TEMPO.CO, Jakarta - Kerumunan acara yang digelar Front Pembela Islam (FPI) Rizieq Shihab dan Rizieq Shihab pada akhir pekan lalu berimbas di Markas Besar Polri.
Kepala Kepolisian RI Jenderal Idham Azis mencopot Kapolda Metro Jaya Inspektur Jenderal Nana Sudjana dan Kapolda Jawa Barat Inspektur Jenderal Rudy Sufahradi Novianto.
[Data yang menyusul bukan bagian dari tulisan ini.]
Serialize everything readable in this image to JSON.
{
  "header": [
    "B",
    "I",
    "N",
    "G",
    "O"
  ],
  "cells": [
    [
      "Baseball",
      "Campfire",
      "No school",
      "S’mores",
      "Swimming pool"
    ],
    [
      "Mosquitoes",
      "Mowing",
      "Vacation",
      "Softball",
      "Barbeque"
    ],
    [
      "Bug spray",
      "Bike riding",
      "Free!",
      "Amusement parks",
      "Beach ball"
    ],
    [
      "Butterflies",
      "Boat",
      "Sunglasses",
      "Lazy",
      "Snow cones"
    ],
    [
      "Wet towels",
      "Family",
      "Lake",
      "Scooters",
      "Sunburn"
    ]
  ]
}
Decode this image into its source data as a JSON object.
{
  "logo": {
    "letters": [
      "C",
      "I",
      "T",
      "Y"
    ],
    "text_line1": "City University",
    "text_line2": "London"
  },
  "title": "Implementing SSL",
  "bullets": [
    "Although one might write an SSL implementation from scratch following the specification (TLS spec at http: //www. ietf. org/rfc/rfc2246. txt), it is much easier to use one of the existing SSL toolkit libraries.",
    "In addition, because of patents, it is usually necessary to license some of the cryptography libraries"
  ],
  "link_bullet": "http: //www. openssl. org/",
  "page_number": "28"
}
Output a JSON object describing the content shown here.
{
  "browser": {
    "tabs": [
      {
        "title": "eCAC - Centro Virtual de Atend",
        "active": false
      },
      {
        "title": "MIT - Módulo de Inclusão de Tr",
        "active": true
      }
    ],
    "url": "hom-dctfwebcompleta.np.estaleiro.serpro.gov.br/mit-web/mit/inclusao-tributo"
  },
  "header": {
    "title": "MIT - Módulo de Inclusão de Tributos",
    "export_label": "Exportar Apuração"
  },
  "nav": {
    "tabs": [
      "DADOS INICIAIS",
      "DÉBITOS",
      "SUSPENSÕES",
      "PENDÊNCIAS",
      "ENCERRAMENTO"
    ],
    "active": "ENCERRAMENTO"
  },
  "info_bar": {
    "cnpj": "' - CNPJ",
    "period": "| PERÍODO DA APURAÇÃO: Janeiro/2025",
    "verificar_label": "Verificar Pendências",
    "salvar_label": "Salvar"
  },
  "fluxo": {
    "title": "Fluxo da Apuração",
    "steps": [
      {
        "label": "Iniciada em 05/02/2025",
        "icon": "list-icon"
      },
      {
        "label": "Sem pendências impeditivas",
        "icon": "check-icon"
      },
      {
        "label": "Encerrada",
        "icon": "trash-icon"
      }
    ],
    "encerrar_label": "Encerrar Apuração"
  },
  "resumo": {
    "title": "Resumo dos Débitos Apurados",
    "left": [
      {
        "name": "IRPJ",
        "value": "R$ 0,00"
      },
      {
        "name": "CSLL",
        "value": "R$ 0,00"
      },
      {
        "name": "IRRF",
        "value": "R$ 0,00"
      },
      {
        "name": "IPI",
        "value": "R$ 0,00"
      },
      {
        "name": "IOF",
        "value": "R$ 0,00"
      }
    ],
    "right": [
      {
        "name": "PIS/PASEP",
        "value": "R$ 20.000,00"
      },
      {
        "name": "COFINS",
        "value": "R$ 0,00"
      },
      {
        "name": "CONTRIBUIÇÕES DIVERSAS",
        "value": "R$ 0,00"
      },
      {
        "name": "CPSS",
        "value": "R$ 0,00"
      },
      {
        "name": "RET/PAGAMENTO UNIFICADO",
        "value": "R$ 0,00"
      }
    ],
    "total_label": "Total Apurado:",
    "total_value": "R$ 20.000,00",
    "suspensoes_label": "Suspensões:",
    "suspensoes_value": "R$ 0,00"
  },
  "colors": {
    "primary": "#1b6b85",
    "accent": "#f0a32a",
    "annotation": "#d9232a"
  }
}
Keduanya dicopot setelah dinilai tidak melaksanakan perintah terkait pengamanan protokol kesehatan atas sejumlah kegiatan yang diselenggarakan Rizieq.
"Ada dua Kapolda yang tidak melaksanakan perintah dalam menegakkan protokol kesehatan, maka diberikan sanksi berupa pencopotan yaitu Kapolda Metro Jaya dan Kapolda Jawa Barat," ujar Kepala Divisi Hubungan Masyarakat Mabes Polri Inspektur Jenderal Argo Yuwono di kantornya, Jakarta Selatan, pada Senin, 16 November 2020.
Mutasi Nana dan Rudy tertuang dalam ST/3222/XI./KEP/2020 tertanggal 16 November 2020 dan ditandatangani oleh Asisten Sumber Daya Manusia Inspektur Jenderal Sutrisno Yudi Hermawan.
Setelah enam kali batal pulang, Rizieq akhirnya tiba di Indonesia pada 10 November 2020. Kedatangannya disambut para pendukungnya yang berkumpul di Bandara Soekarno-Hatta. Beberapa hari kemudian, Rizieq mulai menjalani aktivitasnya yakni peletakan batu di Mega Mendung, menyelenggarakan akad nikah putrinya, sekaligus merayakan peringatan Maulid Nabi Muhammad SAW di daerah Petamburan.
Keadaan ini membuat pemerintah menuai sorotan tajam dari berbagai pihak. Salah satu yang mendapat kritik adalah kepolisian. Sedari Maret 2020, Kepala Kepolisian RI Jenderal Idham Azis terus mengimbau masyarakat untuk menaati protokol kesehatan.
Untuk memberikan efek jera, kepolisian lantas mengancam akan menghukum masyarakat yang melanggar. Mulai dari teguran, sanksi denda hingga kurungan penjara. Salah satu kasus yang mendapat perhatian publik adalah ketika polisi menetapkan Wakil Ketua DPRD Kota Tegal, Jawa Tengah, Wasmad Edi Susilo sebagai tersangka setelah menjadi inisiator gelaran konser dangdut di tengah pandemi Covid-19. Wasmad dikenakan UU Karantina Kesehatan.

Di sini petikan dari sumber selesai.